It didn’t register much earlier this year because of the chaotic presidency that has scrambling journalists fixated on what “this is not normal” aspect of the Trump presidency to focus on (spoiler: racism, prejudice, stereotypes are all classically American). But in March, the US Census Bureau removed any references to LGBT+ members of the American public from a draft of the 2020 US Census.
To be clear, LGBT questions have never been a part of the census: America has done gloriously throughout most of this country’s history at removing us from where it likes looking. But since we won the right to marry, and had the audacity to ask for a rainbow crosswalk despite the heavy panting and furious typing in Facebook comments, we have actually arrived as part of the American landscape.
Not until the Obama presidency were we taken seriously by any president. Not until Loretta Lynch did we have an attorney general who said to transgender people, “We see you.” But arrive we did, and although it took until 2013, we were recognized mostly as human beings on equal footing with, you know, REAL Americans, like gun owners and violent police.
As such, it would be great if the census would acknowledge us and measure whether we are enjoying an equitable distribution of what society has to offer. As Meghan Maury, Criminal and Economic Justice Project Director at the National LGBTQ Task Force, asked when this story broke, “If the government doesn’t know how many LGBTQ people live in a community, how can it do its job to ensure we’re getting fair and adequate access to the rights, protections and services we need?”
Dare we ask for equality? Not at this time. Since the census bureau is supposed to release the categories it intends to ask about three years ahead of time, that means the George W. Bush administration got to do it last time, President “Defense of Marriage Act” before him and the Reagan administration before that. In all likelihood, we may have to wait until a Democratic administration is in power three years before a census to see if we are allowed to be recorded.

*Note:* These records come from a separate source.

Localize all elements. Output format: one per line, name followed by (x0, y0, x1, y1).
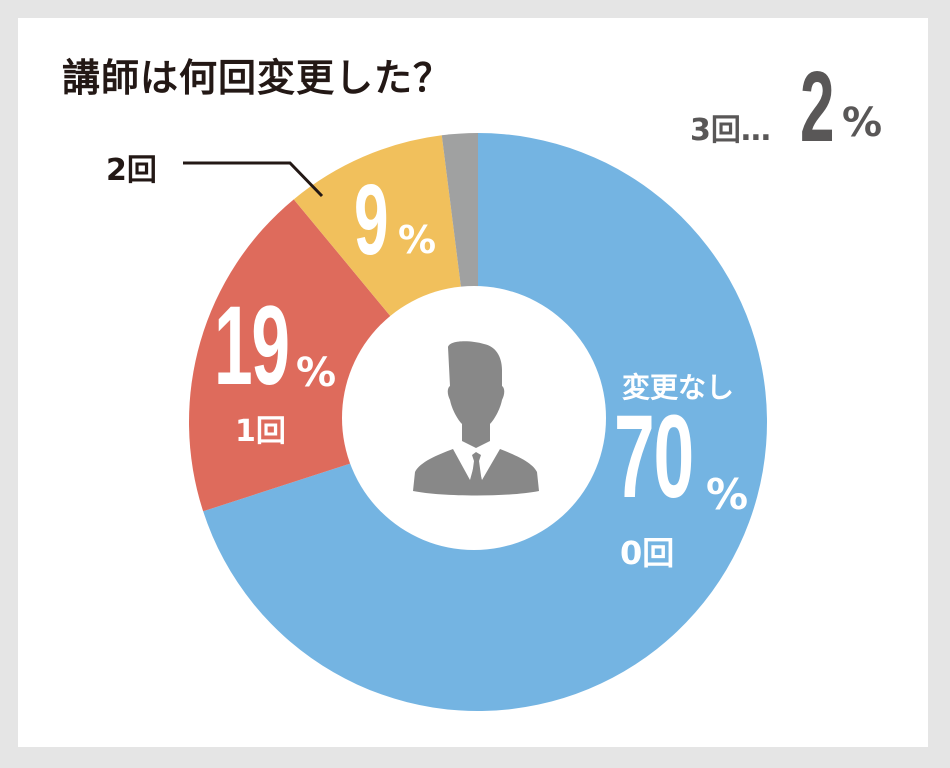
label-zero-value: 70 (614, 391, 741, 523)
chart-title: 講師は何回変更した？ (62, 56, 453, 100)
label-two-callout: 2回 (106, 153, 157, 188)
label-zero-number: 70 (614, 391, 694, 523)
label-two-number: 9 (354, 164, 388, 276)
label-one-number: 19 (214, 283, 290, 408)
label-three-prefix: 3回… (690, 113, 771, 148)
businessman-avatar-icon (413, 341, 539, 496)
label-one-unit: % (296, 350, 337, 396)
label-two-value: 9 (354, 164, 408, 276)
label-zero-sub: 0回 (620, 534, 675, 572)
label-zero-unit: % (706, 470, 749, 519)
label-zero-caption: 変更なし (622, 371, 735, 404)
label-two-unit: % (398, 218, 437, 262)
label-three-unit: % (842, 100, 883, 146)
label-one-value: 19 (214, 283, 335, 408)
label-one-sub: 1回 (235, 414, 286, 449)
callout-line-two (183, 161, 324, 198)
label-three-value: 2 (800, 51, 854, 163)
label-three-number: 2 (800, 51, 834, 163)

Make no mistake: the debates about bathrooms and marriages and RFRA are to keep us out of the society in which we are not wanted. Society at large may be growing in its respect for us, but we live under a government that supports our demise. The vice president has made it his life’s work to vanquish us. And because he can’t rid his life of us, he aims to make it more difficult for us to live day-to-day.

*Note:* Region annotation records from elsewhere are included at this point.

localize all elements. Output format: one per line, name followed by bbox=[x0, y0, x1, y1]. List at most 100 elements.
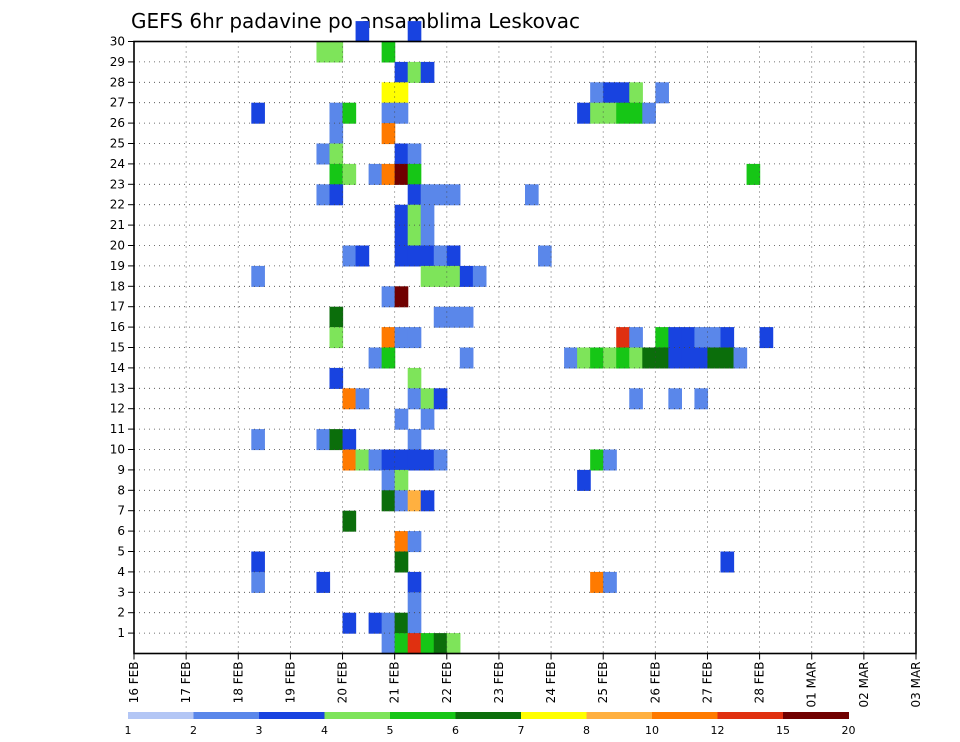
x-tick-label: 02 MAR bbox=[857, 662, 871, 708]
heatmap-cell bbox=[668, 327, 682, 349]
heatmap-cell bbox=[368, 347, 383, 369]
heatmap-cell bbox=[394, 490, 409, 512]
heatmap-cell bbox=[394, 82, 409, 104]
heatmap-cell bbox=[394, 61, 409, 83]
heatmap-cell bbox=[420, 265, 435, 287]
heatmap-cell bbox=[394, 327, 409, 349]
colorbar-swatch bbox=[586, 712, 653, 719]
heatmap-cell bbox=[446, 633, 461, 655]
heatmap-cell bbox=[564, 347, 578, 369]
heatmap-cell bbox=[655, 347, 669, 369]
y-tick-label: 8 bbox=[117, 483, 125, 497]
heatmap-cell bbox=[342, 388, 357, 410]
heatmap-cell bbox=[629, 347, 643, 369]
colorbar: 1 2 3 4 5 6 7 8 10 12 15 20 bbox=[125, 712, 856, 737]
heatmap-cell bbox=[420, 184, 435, 206]
heatmap-cell bbox=[472, 265, 487, 287]
heatmap-cell bbox=[407, 143, 422, 165]
colorbar-swatch bbox=[521, 712, 587, 719]
heatmap-cell bbox=[590, 449, 604, 471]
y-tick-label: 30 bbox=[110, 35, 125, 49]
colorbar-swatch bbox=[390, 712, 456, 719]
x-axis-ticks: 16 FEB 17 FEB 18 FEB 19 FEB 20 FEB 21 FEB 22 F… bbox=[127, 653, 923, 708]
heatmap-cell bbox=[407, 612, 422, 634]
heatmap-cell bbox=[407, 163, 422, 185]
heatmap-cell bbox=[329, 306, 344, 328]
colorbar-label: 4 bbox=[321, 724, 328, 737]
x-tick-label: 22 FEB bbox=[440, 662, 454, 704]
x-tick-label: 19 FEB bbox=[283, 662, 297, 704]
y-tick-label: 10 bbox=[110, 443, 125, 457]
heatmap-cell bbox=[407, 490, 422, 512]
heatmap-cell bbox=[720, 551, 735, 573]
heatmap-cell bbox=[603, 82, 617, 104]
heatmap-cell bbox=[433, 633, 448, 655]
y-tick-label: 18 bbox=[110, 279, 125, 293]
heatmap-cell bbox=[694, 327, 709, 349]
heatmap-cell bbox=[446, 265, 461, 287]
heatmap-cell bbox=[642, 347, 656, 369]
heatmap-cell bbox=[394, 143, 409, 165]
heatmap-cell bbox=[342, 245, 357, 267]
heatmap-cell bbox=[394, 102, 409, 124]
heatmap-cell bbox=[407, 388, 422, 410]
y-tick-label: 17 bbox=[110, 300, 125, 314]
colorbar-swatch bbox=[128, 712, 194, 719]
heatmap-cell bbox=[616, 347, 630, 369]
x-tick-label: 01 MAR bbox=[805, 662, 819, 708]
heatmap-cell bbox=[420, 61, 435, 83]
heatmap-cell bbox=[746, 163, 761, 185]
heatmap-cell bbox=[407, 245, 422, 267]
x-tick-label: 28 FEB bbox=[753, 662, 767, 704]
colorbar-label: 5 bbox=[387, 724, 394, 737]
heatmap-cell bbox=[355, 245, 370, 267]
heatmap-cell bbox=[420, 633, 435, 655]
heatmap-cell bbox=[420, 449, 435, 471]
y-tick-label: 28 bbox=[110, 75, 125, 89]
x-tick-label: 20 FEB bbox=[336, 662, 350, 704]
heatmap-cell bbox=[655, 82, 669, 104]
heatmap-cell bbox=[329, 367, 344, 389]
colorbar-label: 10 bbox=[645, 724, 659, 737]
x-tick-label: 23 FEB bbox=[492, 662, 506, 704]
y-tick-label: 23 bbox=[110, 177, 125, 191]
heatmap-cell bbox=[329, 429, 344, 451]
heatmap-cell bbox=[342, 449, 357, 471]
heatmap-cell bbox=[420, 490, 435, 512]
y-tick-label: 29 bbox=[110, 55, 125, 69]
heatmap-cell bbox=[381, 102, 396, 124]
heatmap-cell bbox=[394, 163, 409, 185]
colorbar-label: 20 bbox=[842, 724, 856, 737]
heatmap-cell bbox=[577, 102, 591, 124]
heatmap-cell bbox=[407, 592, 422, 614]
heatmap-cell bbox=[577, 469, 591, 491]
heatmap-cell bbox=[329, 327, 344, 349]
heatmap-cell bbox=[394, 633, 409, 655]
heatmap-cell bbox=[329, 143, 344, 165]
y-axis-ticks: 1234567891011121314151617181920212223242… bbox=[110, 35, 134, 640]
heatmap-cell bbox=[407, 449, 422, 471]
heatmap-cell bbox=[420, 225, 435, 247]
heatmap-cell bbox=[368, 449, 383, 471]
heatmap-cell bbox=[316, 184, 331, 206]
colorbar-label: 2 bbox=[190, 724, 197, 737]
heatmap-cell bbox=[616, 327, 630, 349]
heatmap-cell bbox=[407, 21, 422, 43]
y-tick-label: 7 bbox=[117, 504, 125, 518]
heatmap-cell bbox=[394, 204, 409, 226]
y-tick-label: 6 bbox=[117, 524, 125, 538]
y-tick-label: 4 bbox=[117, 565, 125, 579]
y-tick-label: 26 bbox=[110, 116, 125, 130]
heatmap-cell bbox=[329, 123, 344, 145]
colorbar-label: 1 bbox=[125, 724, 132, 737]
heatmap-cell bbox=[681, 347, 696, 369]
heatmap-cell bbox=[316, 571, 331, 593]
heatmap-cell bbox=[407, 204, 422, 226]
heatmap-cell bbox=[342, 612, 357, 634]
heatmap-cell bbox=[629, 327, 643, 349]
heatmap-cell bbox=[407, 61, 422, 83]
heatmap-cell bbox=[251, 551, 265, 573]
y-tick-label: 1 bbox=[117, 626, 125, 640]
heatmap-cell bbox=[394, 408, 409, 430]
heatmap-cell bbox=[329, 163, 344, 185]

To be left out of the census is a victory for the people who don’t want to register us as full members of society. In this instance, Pence won and we lost. The federal government gives no shit about you whatsoever.

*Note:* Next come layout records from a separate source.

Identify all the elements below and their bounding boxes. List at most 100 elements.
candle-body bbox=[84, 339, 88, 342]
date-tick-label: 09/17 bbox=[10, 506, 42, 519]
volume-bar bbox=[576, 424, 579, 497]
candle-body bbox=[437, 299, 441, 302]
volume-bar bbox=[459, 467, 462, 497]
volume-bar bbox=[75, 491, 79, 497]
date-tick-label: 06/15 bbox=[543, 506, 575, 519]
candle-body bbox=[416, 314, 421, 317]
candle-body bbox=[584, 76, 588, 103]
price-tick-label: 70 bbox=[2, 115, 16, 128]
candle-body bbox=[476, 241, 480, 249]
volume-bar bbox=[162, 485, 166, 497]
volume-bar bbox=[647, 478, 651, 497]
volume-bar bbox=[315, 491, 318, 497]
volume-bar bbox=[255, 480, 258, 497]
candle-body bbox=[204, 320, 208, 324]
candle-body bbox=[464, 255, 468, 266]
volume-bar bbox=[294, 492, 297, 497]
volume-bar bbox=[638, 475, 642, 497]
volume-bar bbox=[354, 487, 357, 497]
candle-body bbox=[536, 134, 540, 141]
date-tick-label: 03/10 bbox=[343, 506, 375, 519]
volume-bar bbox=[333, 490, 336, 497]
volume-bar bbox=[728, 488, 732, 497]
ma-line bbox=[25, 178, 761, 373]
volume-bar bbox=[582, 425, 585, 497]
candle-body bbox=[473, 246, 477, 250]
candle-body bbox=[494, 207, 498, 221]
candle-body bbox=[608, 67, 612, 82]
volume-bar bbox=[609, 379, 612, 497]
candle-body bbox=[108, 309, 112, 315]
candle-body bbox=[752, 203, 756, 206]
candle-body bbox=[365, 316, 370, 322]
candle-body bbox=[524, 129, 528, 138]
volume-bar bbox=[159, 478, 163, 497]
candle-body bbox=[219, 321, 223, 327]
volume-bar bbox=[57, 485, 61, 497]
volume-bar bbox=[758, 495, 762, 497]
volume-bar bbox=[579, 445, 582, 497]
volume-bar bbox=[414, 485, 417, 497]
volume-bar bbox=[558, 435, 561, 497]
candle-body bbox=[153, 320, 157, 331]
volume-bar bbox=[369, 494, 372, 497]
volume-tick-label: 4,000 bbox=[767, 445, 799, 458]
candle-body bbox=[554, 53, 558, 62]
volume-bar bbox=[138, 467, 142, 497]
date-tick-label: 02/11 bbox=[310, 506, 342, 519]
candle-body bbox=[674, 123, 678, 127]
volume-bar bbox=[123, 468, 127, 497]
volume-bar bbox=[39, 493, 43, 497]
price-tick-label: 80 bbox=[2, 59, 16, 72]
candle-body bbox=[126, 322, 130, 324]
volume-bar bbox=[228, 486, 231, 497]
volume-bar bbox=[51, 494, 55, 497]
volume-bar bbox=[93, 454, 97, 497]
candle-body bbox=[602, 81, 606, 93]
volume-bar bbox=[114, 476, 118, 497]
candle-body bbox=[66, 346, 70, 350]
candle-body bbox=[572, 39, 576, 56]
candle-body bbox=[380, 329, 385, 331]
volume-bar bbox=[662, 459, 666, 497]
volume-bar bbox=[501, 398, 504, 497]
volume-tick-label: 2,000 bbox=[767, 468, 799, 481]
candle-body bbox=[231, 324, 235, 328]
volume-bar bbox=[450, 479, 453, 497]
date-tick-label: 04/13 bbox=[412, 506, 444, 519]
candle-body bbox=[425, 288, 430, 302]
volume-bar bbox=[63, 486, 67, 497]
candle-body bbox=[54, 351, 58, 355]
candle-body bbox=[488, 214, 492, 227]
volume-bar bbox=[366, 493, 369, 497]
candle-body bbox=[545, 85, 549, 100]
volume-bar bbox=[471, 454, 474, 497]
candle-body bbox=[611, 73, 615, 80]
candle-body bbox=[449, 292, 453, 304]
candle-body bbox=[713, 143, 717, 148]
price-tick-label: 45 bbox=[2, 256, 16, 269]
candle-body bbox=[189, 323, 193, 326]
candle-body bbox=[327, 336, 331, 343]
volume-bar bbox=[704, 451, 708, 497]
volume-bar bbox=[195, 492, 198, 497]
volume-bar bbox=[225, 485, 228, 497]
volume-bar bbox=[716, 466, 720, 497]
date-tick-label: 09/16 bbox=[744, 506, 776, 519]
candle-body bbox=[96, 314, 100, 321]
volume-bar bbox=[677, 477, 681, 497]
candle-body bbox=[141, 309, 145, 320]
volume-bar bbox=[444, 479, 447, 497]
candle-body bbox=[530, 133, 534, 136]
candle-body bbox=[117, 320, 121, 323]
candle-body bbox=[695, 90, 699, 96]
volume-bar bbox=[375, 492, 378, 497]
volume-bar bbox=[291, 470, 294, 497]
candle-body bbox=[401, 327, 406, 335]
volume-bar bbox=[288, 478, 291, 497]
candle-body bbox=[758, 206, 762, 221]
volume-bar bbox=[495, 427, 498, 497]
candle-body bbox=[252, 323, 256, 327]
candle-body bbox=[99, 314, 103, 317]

It is as easy to get distracted now as it was in March, because the president spent the week throwing paper towels at those whose tangible lives had just been washed away, and because yet another collection of bright American lives was extinguished due to the gun fetish this country fluffs above all else, but we shouldn’t forget that behind the loud noises, this administration is packed with people who detest us and have made it their mission to erase us from public life.